While in the Army, Homan met Bert Wells, who became a lifelong friend and helped jump start Homan’s career with performances on Wells’ television program in Yakima, Washington.
During the summer of 1956, Homan and his band performed at the Buck Lake Ranch, where he got the chance to meet Nashville stars such as Ray Price, Ferlin Husky, Jean Shepherd, Red Sovine, Hackshaw Hawkins, Tex Ritter and The Wilburn Brothers, who became great friends with Homan.
He moved to Nashville in the summer of 1959, hoping for his big break. There, he was supposed to record his first record, but – according to Homan – the deal never panned out.
“That was my happiest, unhappiest summer,” he said.
Homan was able to record two long-play records, “Beamin’ All Over” in 1969 and “Phases of Love” in 1972, which he recorded with Don Rich and the Buckaroos in Buck Owens Studios in Backersfield, California.
“That was one of my biggest thrills,” he said. “That was very special to me.”
He also has recorded other CDs in the 2000s, tribute albums for his 50 years and 65 years in music.
Over his years, Homan has banded together three or four groups with which he’s performed.
Homan said he is “retired, but not retired from music.”
“At almost 88 years old, it was time for me to come back to Tiffin to help with my family.”
Homan said he plans to continue to perform and has played at many venues throughout the area, including the Sandusky County Fair this past August.

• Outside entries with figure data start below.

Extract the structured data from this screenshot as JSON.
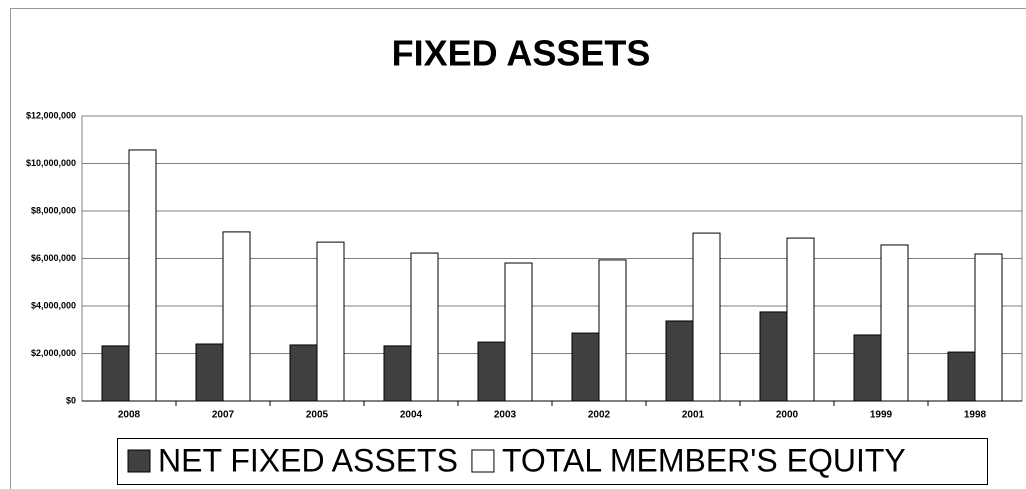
{
  "chart_data": {
    "type": "bar",
    "title": "FIXED ASSETS",
    "categories": [
      "2008",
      "2007",
      "2005",
      "2004",
      "2003",
      "2002",
      "2001",
      "2000",
      "1999",
      "1998"
    ],
    "series": [
      {
        "name": "NET FIXED ASSETS",
        "color": "#404040",
        "values": [
          2320000,
          2400000,
          2360000,
          2320000,
          2480000,
          2860000,
          3370000,
          3750000,
          2780000,
          2060000
        ]
      },
      {
        "name": "TOTAL MEMBER'S EQUITY",
        "color": "#ffffff",
        "values": [
          10570000,
          7120000,
          6690000,
          6230000,
          5810000,
          5940000,
          7070000,
          6860000,
          6570000,
          6190000
        ]
      }
    ],
    "ylim": [
      0,
      12000000
    ],
    "yticks": [
      {
        "value": 0,
        "label": "$0"
      },
      {
        "value": 2000000,
        "label": "$2,000,000"
      },
      {
        "value": 4000000,
        "label": "$4,000,000"
      },
      {
        "value": 6000000,
        "label": "$6,000,000"
      },
      {
        "value": 8000000,
        "label": "$8,000,000"
      },
      {
        "value": 10000000,
        "label": "$10,000,000"
      },
      {
        "value": 12000000,
        "label": "$12,000,000"
      }
    ],
    "grid": true,
    "legend": "bottom"
  }
}
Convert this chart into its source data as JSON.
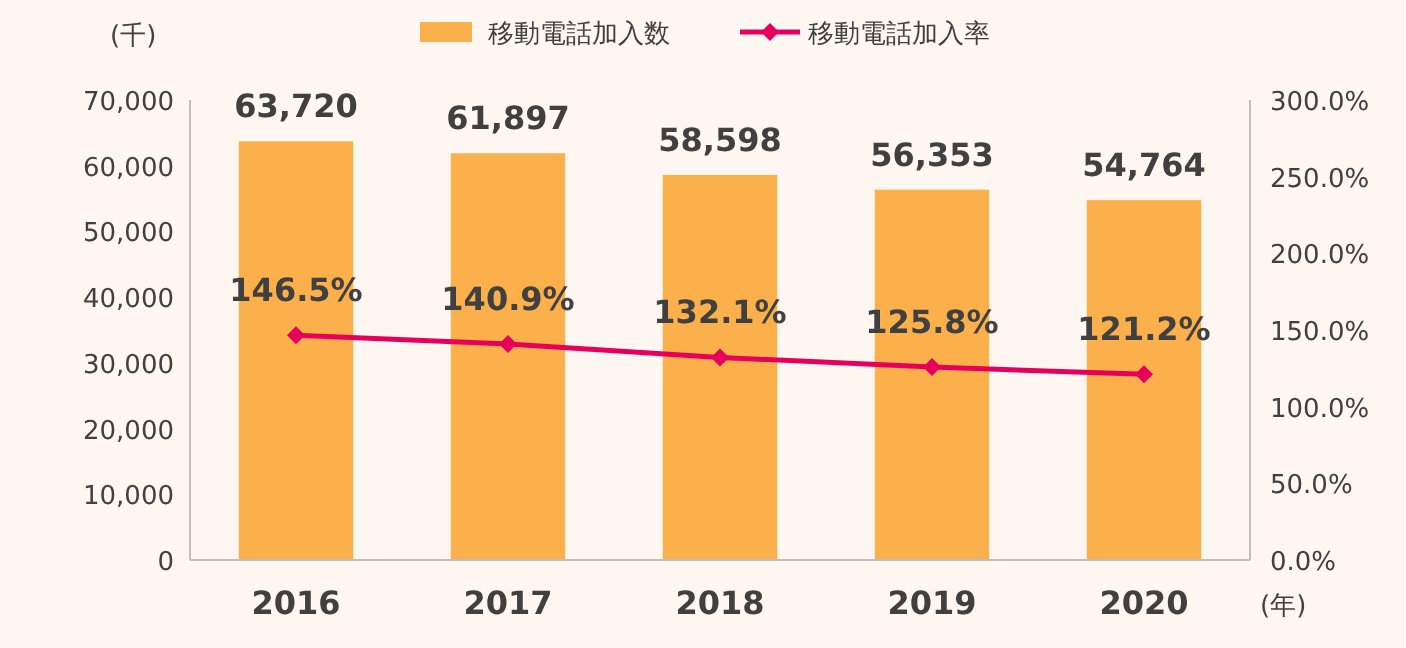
{
  "chart_data": {
    "type": "bar",
    "ylabel": "(千)",
    "xlabel": "(年)",
    "categories": [
      "2016",
      "2017",
      "2018",
      "2019",
      "2020"
    ],
    "series": [
      {
        "name": "移動電話加入数",
        "color": "#fbb04b",
        "values": [
          63720,
          61897,
          58598,
          56353,
          54764
        ],
        "value_labels": [
          "63,720",
          "61,897",
          "58,598",
          "56,353",
          "54,764"
        ]
      },
      {
        "name": "移動電話加入率",
        "type": "line",
        "axis": "y2",
        "color": "#e6005c",
        "marker": "diamond",
        "values": [
          146.5,
          140.9,
          132.1,
          125.8,
          121.2
        ],
        "value_labels": [
          "146.5%",
          "140.9%",
          "132.1%",
          "125.8%",
          "121.2%"
        ]
      }
    ],
    "ylim": [
      0,
      70000
    ],
    "yticks": [
      0,
      {
        "value": 10000,
        "label": "10,000"
      },
      {
        "value": 20000,
        "label": "20,000"
      },
      {
        "value": 30000,
        "label": "30,000"
      },
      {
        "value": 40000,
        "label": "40,000"
      },
      {
        "value": 50000,
        "label": "50,000"
      },
      {
        "value": 60000,
        "label": "60,000"
      },
      {
        "value": 70000,
        "label": "70,000"
      }
    ],
    "y2lim": [
      0,
      300
    ],
    "y2ticks": [
      {
        "value": 0,
        "label": "0.0%"
      },
      {
        "value": 50,
        "label": "50.0%"
      },
      {
        "value": 100,
        "label": "100.0%"
      },
      {
        "value": 150,
        "label": "150.0%"
      },
      {
        "value": 200,
        "label": "200.0%"
      },
      {
        "value": 250,
        "label": "250.0%"
      },
      {
        "value": 300,
        "label": "300.0%"
      }
    ],
    "legend": "top",
    "grid": false
  }
}
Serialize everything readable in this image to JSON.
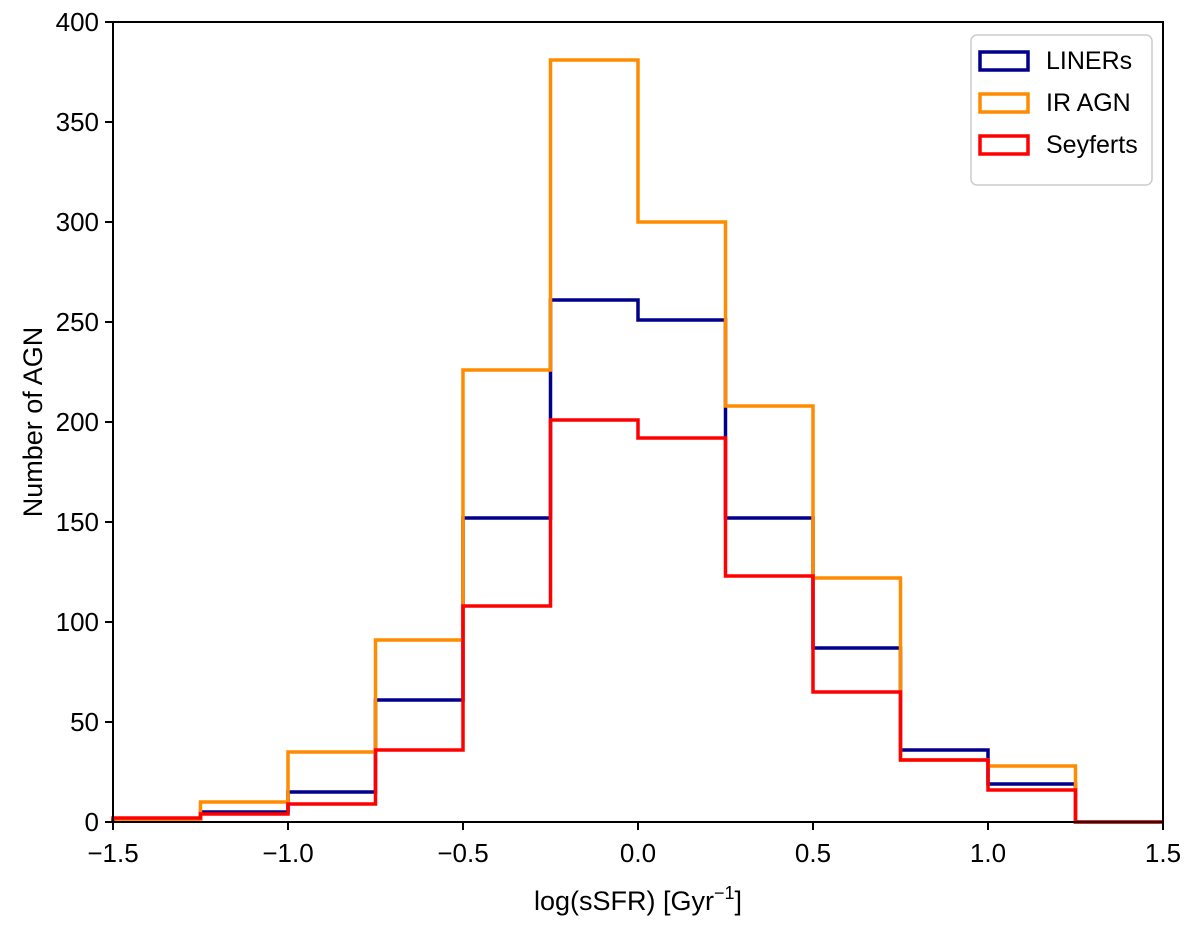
{
  "chart_data": {
    "type": "histogram",
    "title": "",
    "xlabel": "log(sSFR) [Gyr",
    "xlabel_superscript": "−1",
    "xlabel_suffix": "]",
    "ylabel": "Number of AGN",
    "xlim": [
      -1.5,
      1.5
    ],
    "ylim": [
      0,
      400
    ],
    "xticks": [
      -1.5,
      -1.0,
      -0.5,
      0.0,
      0.5,
      1.0,
      1.5
    ],
    "xtick_labels": [
      "−1.5",
      "−1.0",
      "−0.5",
      "0.0",
      "0.5",
      "1.0",
      "1.5"
    ],
    "yticks": [
      0,
      50,
      100,
      150,
      200,
      250,
      300,
      350,
      400
    ],
    "ytick_labels": [
      "0",
      "50",
      "100",
      "150",
      "200",
      "250",
      "300",
      "350",
      "400"
    ],
    "grid": false,
    "legend_position": "top-right",
    "series": [
      {
        "name": "LINERs",
        "color": "#00008b",
        "edges": [
          -1.5,
          -1.25,
          -1.0,
          -0.75,
          -0.5,
          -0.25,
          0.0,
          0.25,
          0.5,
          0.75,
          1.0,
          1.25,
          1.5
        ],
        "counts": [
          1,
          5,
          15,
          61,
          152,
          261,
          251,
          152,
          87,
          36,
          19,
          0
        ]
      },
      {
        "name": "IR AGN",
        "color": "#ff8c00",
        "edges": [
          -1.5,
          -1.25,
          -1.0,
          -0.75,
          -0.5,
          -0.25,
          0.0,
          0.25,
          0.5,
          0.75,
          1.0,
          1.25,
          1.5
        ],
        "counts": [
          1,
          10,
          35,
          91,
          226,
          381,
          300,
          208,
          122,
          31,
          28,
          0
        ]
      },
      {
        "name": "Seyferts",
        "color": "#ff0000",
        "edges": [
          -1.5,
          -1.25,
          -1.0,
          -0.75,
          -0.5,
          -0.25,
          0.0,
          0.25,
          0.5,
          0.75,
          1.0,
          1.25,
          1.5
        ],
        "counts": [
          2,
          4,
          9,
          36,
          108,
          201,
          192,
          123,
          65,
          31,
          16,
          0
        ]
      }
    ]
  }
}
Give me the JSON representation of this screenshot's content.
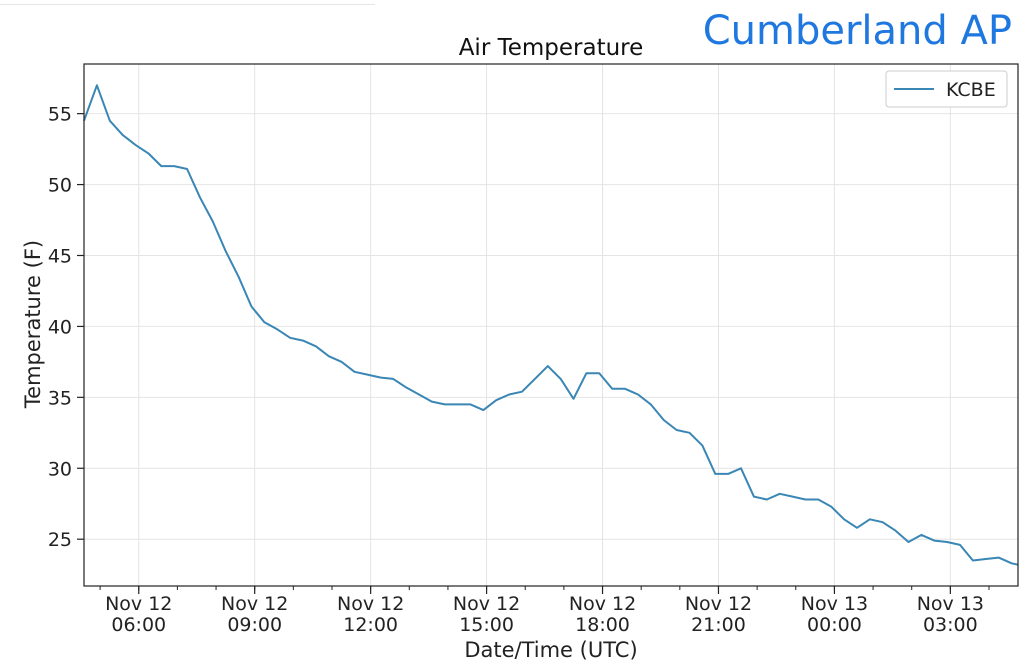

He also had one of the longest-running fan clubs in country music, which lasted more than 65 years.
Homan spent much of his life traveling and playing in clubs and, over the summer, decided to move back to Ohio to be with his family.
He has plans to join together with Wes Linenkugel from Toledo to perform as a duo.
Homan said he still enjoys playing music, especially his song “I Love You Because.”
“There are so many songs I enjoy,” he said.
Homan is a member of the Tiffin Eagles, Tiffin AMVETS and Tiffin American Legion.